Bol de nouilles rouges épicées avec chou et condiments

Kimchi chou napa : recette classique et facile

Trois jours d’attente pour un résultat qui transforme complètement votre cuisine. Le kimchi au chou napa, condiment coréen par excellence, mérite amplement cette patience. Fermenté, épicé, profondément umami, il se glisse dans des dizaines de plats une fois maîtrisé. Voici comment le réussir du premier coup.

Ingrédients et préparation du kimchi classique

Avant tout, rassemblez vos ingrédients. La qualité du chou napa (aussi appelé chou chinois ou pe-tsai) conditionne immédiatement le résultat final. Choisissez une tête bien dense, sans feuilles abîmées.

Ingrédient Quantité Remarque
Chou napa 1 kg Coupé en quartiers
Sel non iodé 60 g Essentiel pour la lacto-fermentation
Gochugaru (piment coréen) 3 cuillères à soupe Flocons, pas en poudre fine
Ail 6 gousses écrasées Frais uniquement
Gingembre frais 1 cuillère à café râpée Ajoute de la profondeur
Sauce de poisson 2 cuillères à soupe Ou sauce soja pour version végane
Oignons verts 4 tiges Coupés en tronçons de 3 cm

Temps de préparation active : 45 minutes. Temps de fermentation : minimum 72 heures à température ambiante avant réfrigération.

Voici les étapes numérotées pour réussir votre recette :

  1. Coupez le chou en morceaux de 4 à 5 cm, saupoudrez de sel, mélangez bien et laissez dégorger 2 heures.
  2. Rincez abondamment sous l’eau froide, puis essorez fermement entre les mains.
  3. Préparez la pâte d’assaisonnement : mélangez gochugaru, ail, gingembre et sauce de poisson dans un bol.
  4. Incorporez le chou égoutté et les oignons verts à la pâte. Mélangez avec des gants pour ne pas vous tacher les mains.
  5. Tassez dans un bocal stérilisé en chassant les bulles d’air. Laissez 3 cm d’espace en haut.
  6. Fermez et laissez fermenter 3 jours à température ambiante (idéalement entre 18 et 22°C), puis réfrigérez.

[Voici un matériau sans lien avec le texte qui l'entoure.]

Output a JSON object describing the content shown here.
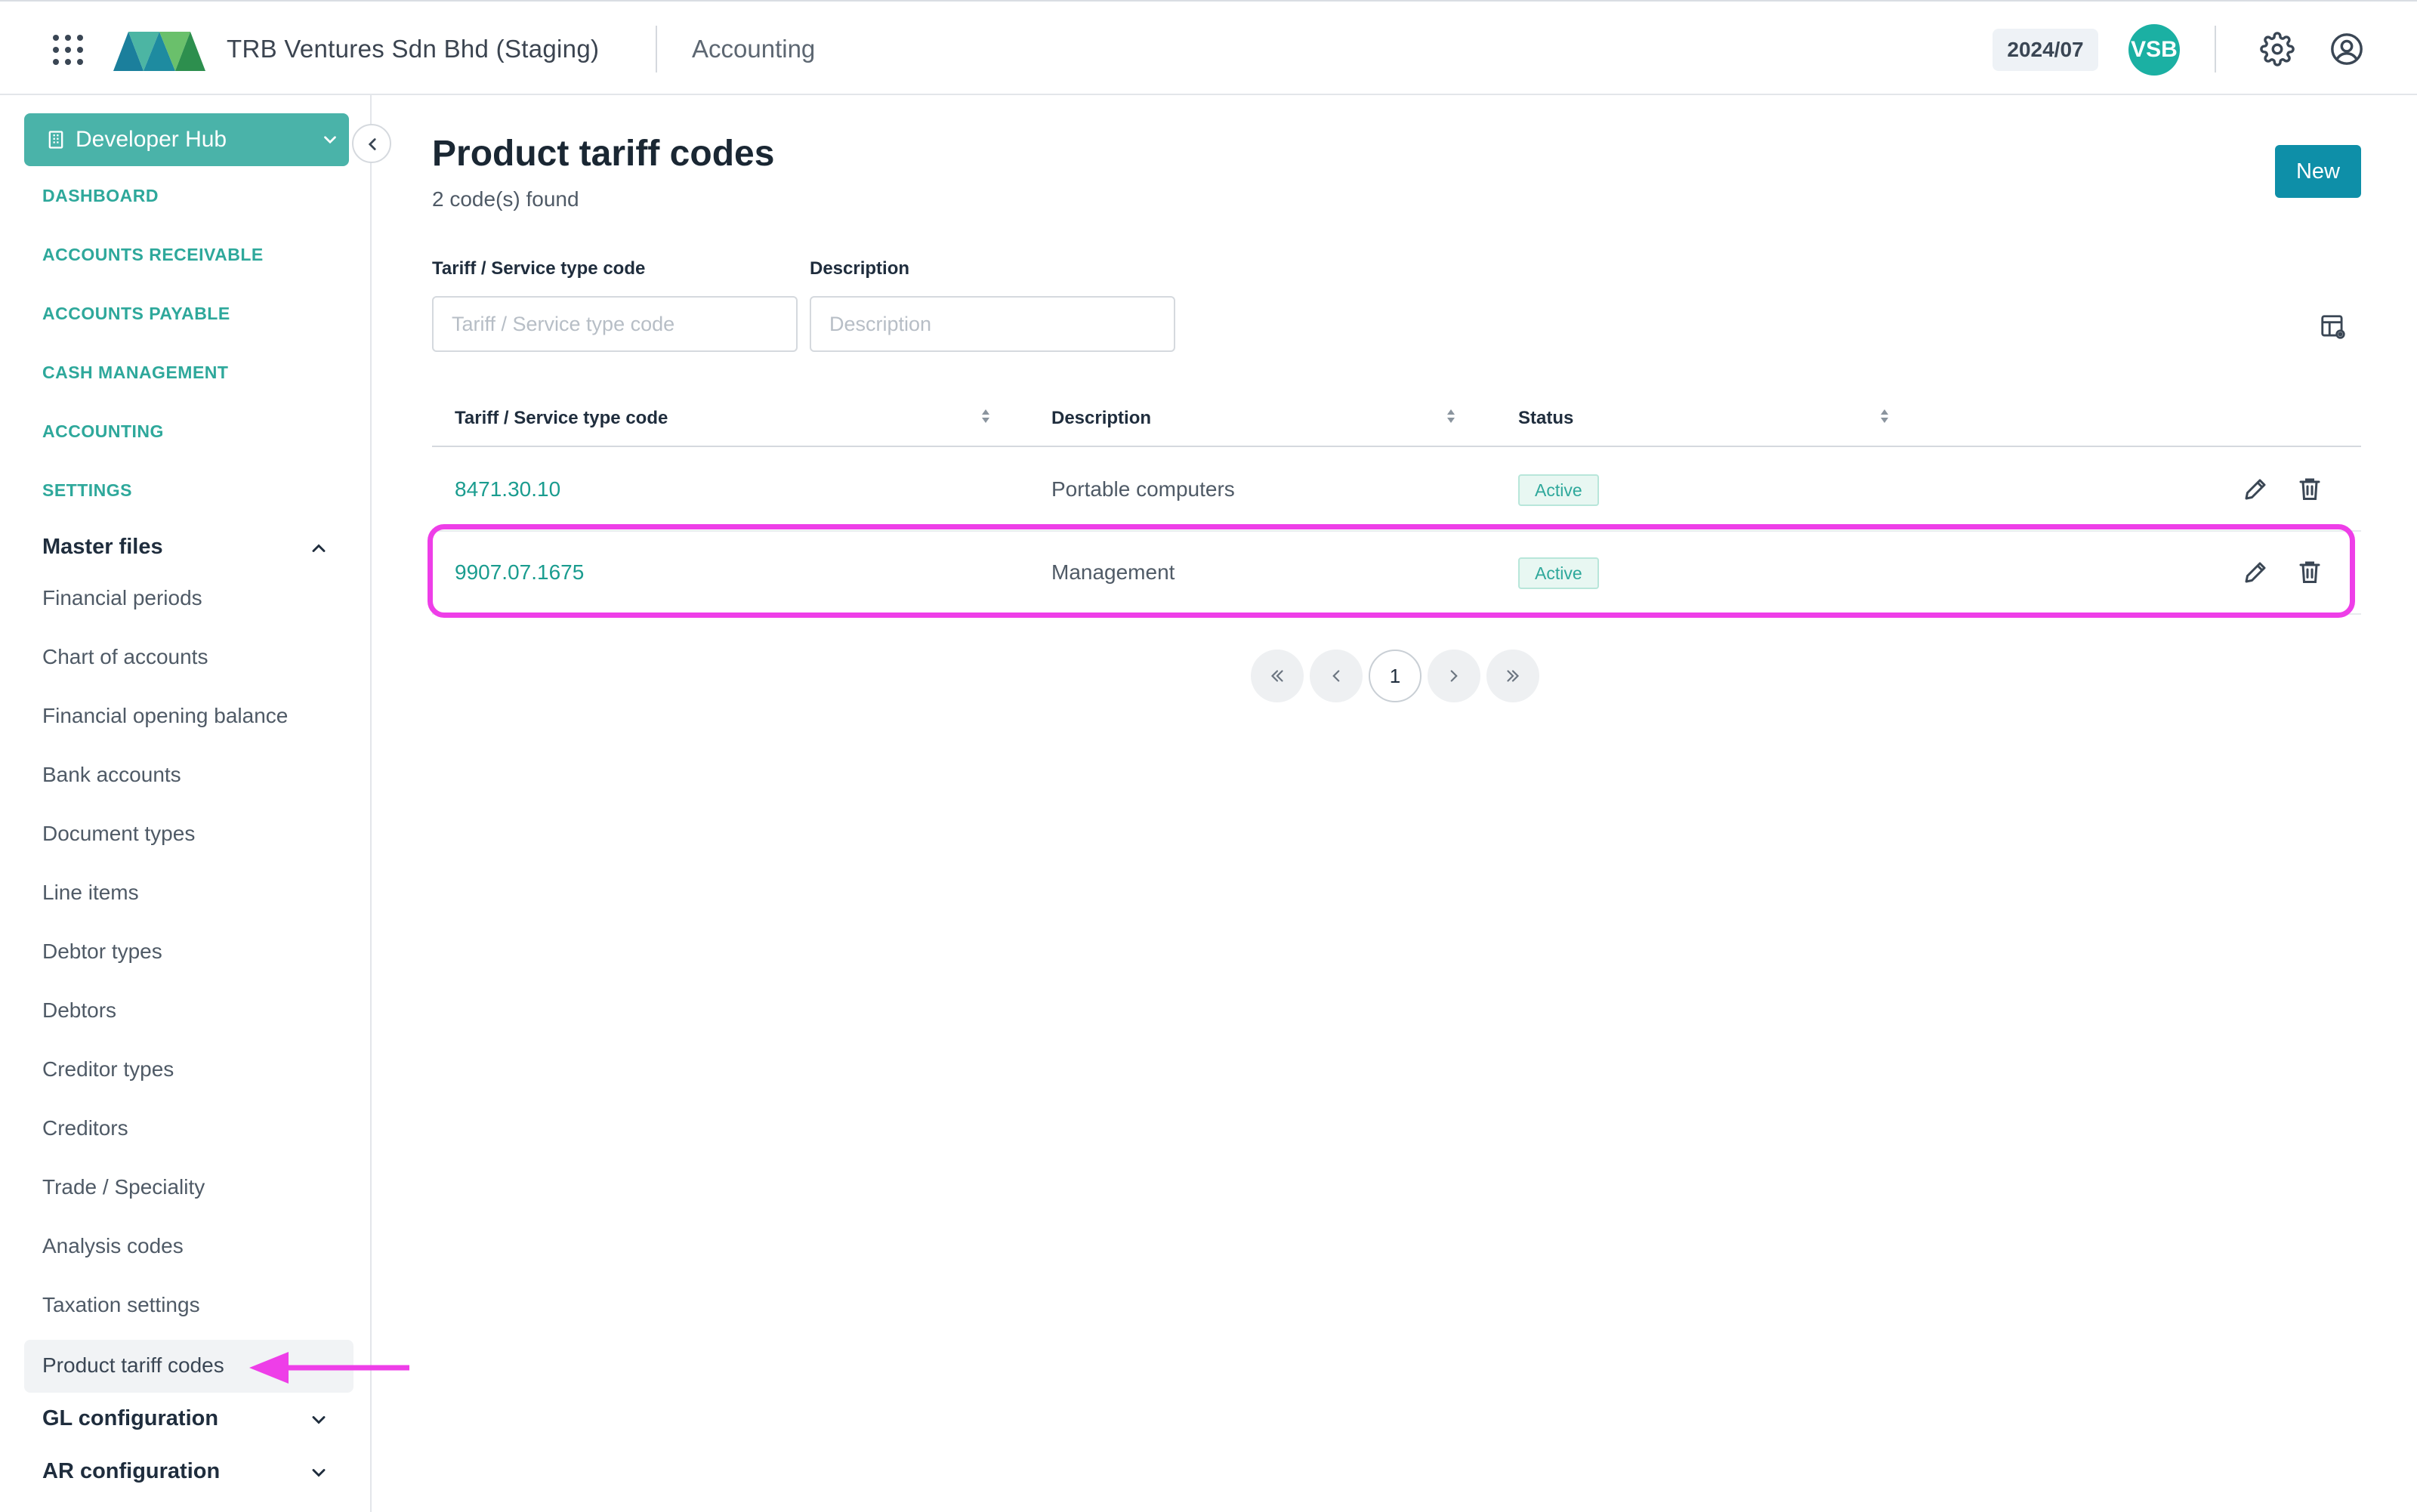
{
  "header": {
    "company": "TRB Ventures Sdn Bhd (Staging)",
    "module": "Accounting",
    "period": "2024/07",
    "avatar_initials": "VSB"
  },
  "sidebar": {
    "hub_label": "Developer Hub",
    "sections": [
      "DASHBOARD",
      "ACCOUNTS RECEIVABLE",
      "ACCOUNTS PAYABLE",
      "CASH MANAGEMENT",
      "ACCOUNTING",
      "SETTINGS"
    ],
    "master_files": {
      "label": "Master files",
      "items": [
        "Financial periods",
        "Chart of accounts",
        "Financial opening balance",
        "Bank accounts",
        "Document types",
        "Line items",
        "Debtor types",
        "Debtors",
        "Creditor types",
        "Creditors",
        "Trade / Speciality",
        "Analysis codes",
        "Taxation settings",
        "Product tariff codes"
      ]
    },
    "gl_config_label": "GL configuration",
    "ar_config_label": "AR configuration"
  },
  "page": {
    "title": "Product tariff codes",
    "count_text": "2 code(s) found",
    "new_button": "New"
  },
  "filters": {
    "code_label": "Tariff / Service type code",
    "code_placeholder": "Tariff / Service type code",
    "desc_label": "Description",
    "desc_placeholder": "Description"
  },
  "table": {
    "columns": [
      "Tariff / Service type code",
      "Description",
      "Status"
    ],
    "rows": [
      {
        "code": "8471.30.10",
        "description": "Portable computers",
        "status": "Active"
      },
      {
        "code": "9907.07.1675",
        "description": "Management",
        "status": "Active"
      }
    ]
  },
  "pagination": {
    "current_page": "1"
  },
  "colors": {
    "accent": "#2ea89b",
    "primary_button": "#0e8fa8",
    "highlight": "#ee3ee8"
  },
  "icons": [
    "apps-grid-icon",
    "settings-gear-icon",
    "user-circle-icon",
    "building-icon",
    "chevron-down-icon",
    "chevron-up-icon",
    "chevron-left-icon",
    "table-settings-icon",
    "sort-icon",
    "edit-pencil-icon",
    "delete-trash-icon",
    "first-page-icon",
    "prev-page-icon",
    "next-page-icon",
    "last-page-icon",
    "pointer-arrow-icon"
  ]
}
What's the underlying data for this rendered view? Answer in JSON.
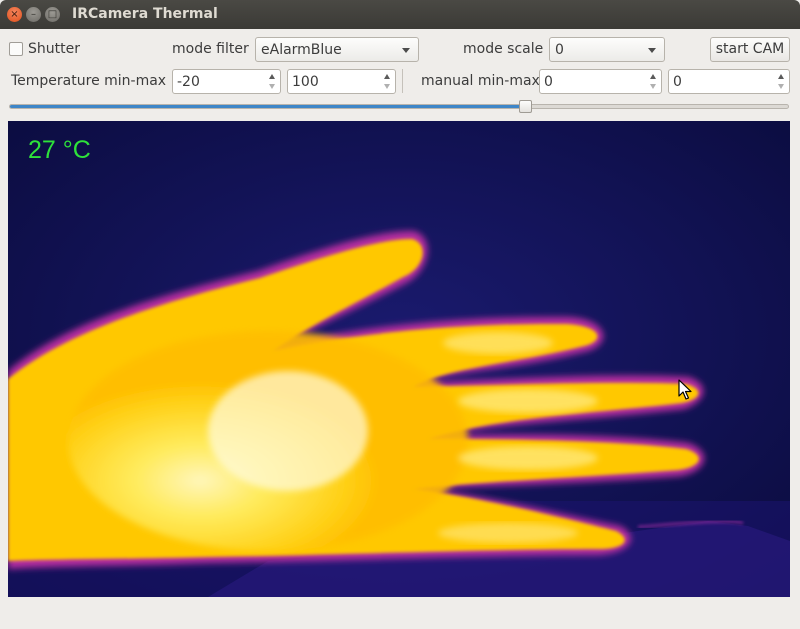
{
  "window": {
    "title": "IRCamera Thermal",
    "close_glyph": "×",
    "minimize_glyph": "–",
    "maximize_glyph": "□"
  },
  "controls": {
    "shutter_label": "Shutter",
    "shutter_checked": false,
    "mode_filter_label": "mode filter",
    "mode_filter_value": "eAlarmBlue",
    "mode_scale_label": "mode scale",
    "mode_scale_value": "0",
    "start_button": "start CAM",
    "temperature_label": "Temperature min-max",
    "temp_min": "-20",
    "temp_max": "100",
    "manual_label": "manual min-max",
    "manual_min": "0",
    "manual_max": "0"
  },
  "slider": {
    "value_fraction": 0.663
  },
  "thermal": {
    "temperature_readout": "27 °C",
    "readout_color": "#2ee23a"
  },
  "colors": {
    "accent": "#3e86c8",
    "hot": "#fff06a",
    "warm": "#ffc400",
    "edge": "#c9309a",
    "cold": "#0b0c40"
  },
  "icons": [
    "close-icon",
    "minimize-icon",
    "maximize-icon",
    "chevron-down-icon",
    "spin-up-icon",
    "spin-down-icon",
    "mouse-cursor-icon"
  ]
}
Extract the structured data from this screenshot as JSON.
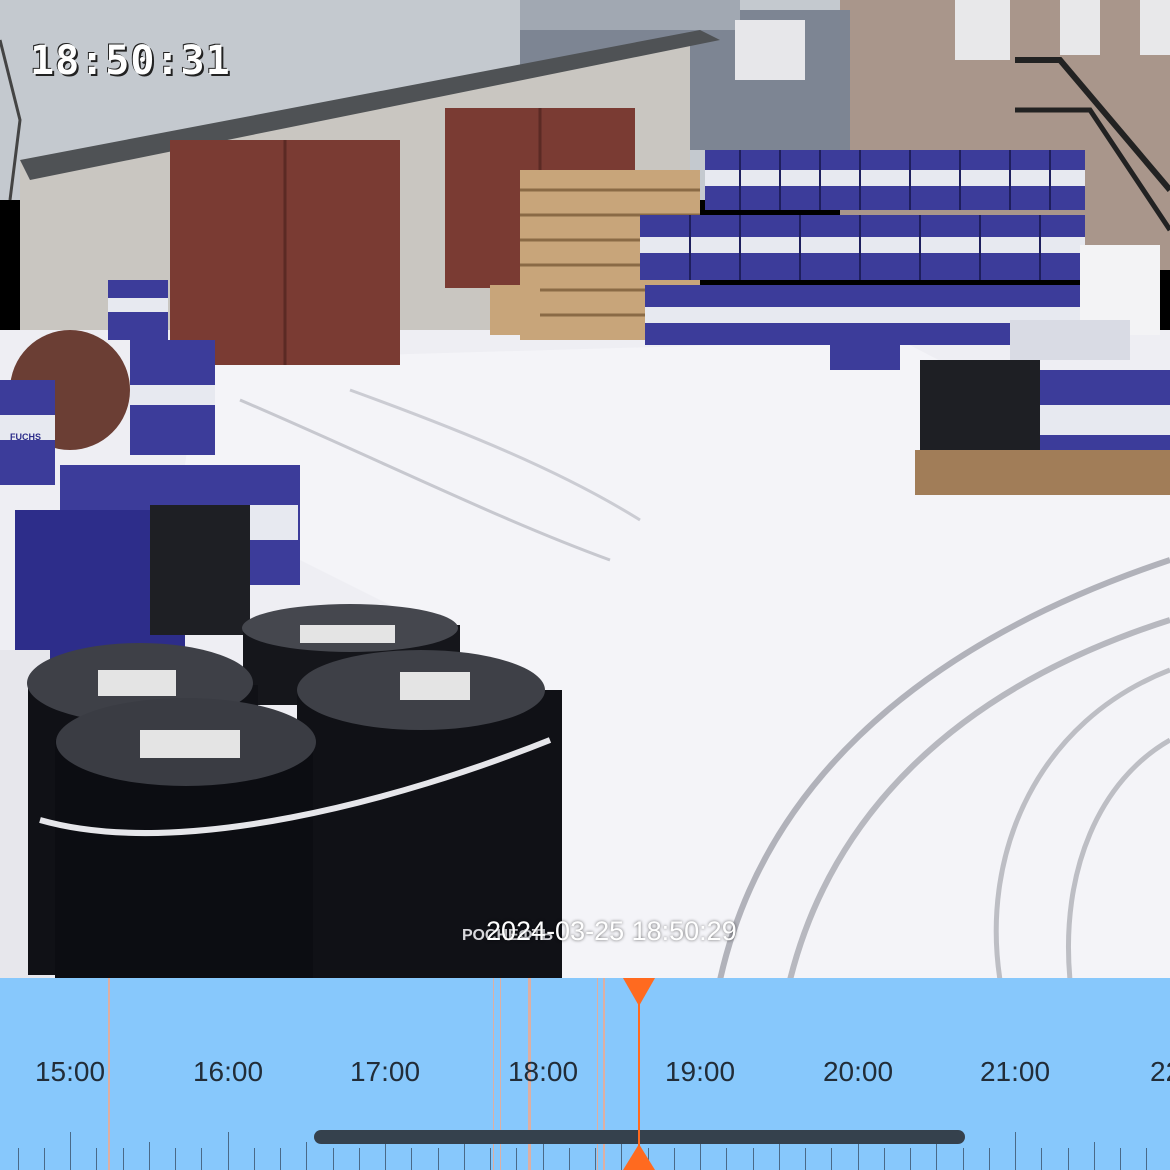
{
  "camera": {
    "osd_time": "18:50:31",
    "playback_timestamp": "2024-03-25 18:50:29"
  },
  "timeline": {
    "hour_labels": [
      "15:00",
      "16:00",
      "17:00",
      "18:00",
      "19:00",
      "20:00",
      "21:00",
      "22"
    ],
    "playhead_time": "18:50:29"
  },
  "barrel_labels": {
    "rosneft": "РОСНЕФТЬ",
    "fuchs": "FUCHS"
  },
  "colors": {
    "timeline_bg": "#87c8fc",
    "playhead": "#ff6a1f",
    "recording_marker": "#f2a98b",
    "scrollbar": "#35414d"
  },
  "icons": {
    "playhead_top": "triangle-down",
    "playhead_bottom": "triangle-up"
  }
}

Fermentation réussie : erreurs à éviter et variantes à connaître

La première erreur que je vois systématiquement : utiliser du sel iodé. L’iode bloque les bactéries lactiques, donc la fermentation ne démarre pas correctement. Constat : un kimchi mou, sans pétillance, sans caractère. Soyez intransigeant sur ce point.

Deuxième piège classique, le bocal mal tassé. Les poches d’air favorisent les moisissures. Pressez bien le chou à chaque couche, il doit baigner dans son propre jus. Si la saumure ne recouvre pas les légumes après 24 heures, ajoutez un peu d’eau salée (5 g de sel pour 250 ml d’eau).

Les variations régionales coréennes sont fascinantes. Le Kkakdugi utilise du radis daikon coupé en cubes. Le kimchi de la région de Gyeonggi, autour de Séoul, est plus pimenté que celui du sud du pays, plus doux et légèrement sucré. Pour une version accessible en France, le gochugaru se trouve désormais dans la plupart des épiceries asiatiques, et en ligne chez des fournisseurs spécialisés comme Épices de Cru à Montréal ou ses équivalents européens.

Une astuce que peu de recettes mentionnent : ouvrez le bocal une fois par jour pendant la fermentation pour « roter » le gaz accumulé. Cela évite les explosions désagréables et stabilise le processus. Un kimchi bien fermenté se conserve jusqu’à 6 mois au réfrigérateur, et franchement, il est souvent meilleur après 3 semaines qu’après 3 jours. La patience, ici, est vraiment récompensée.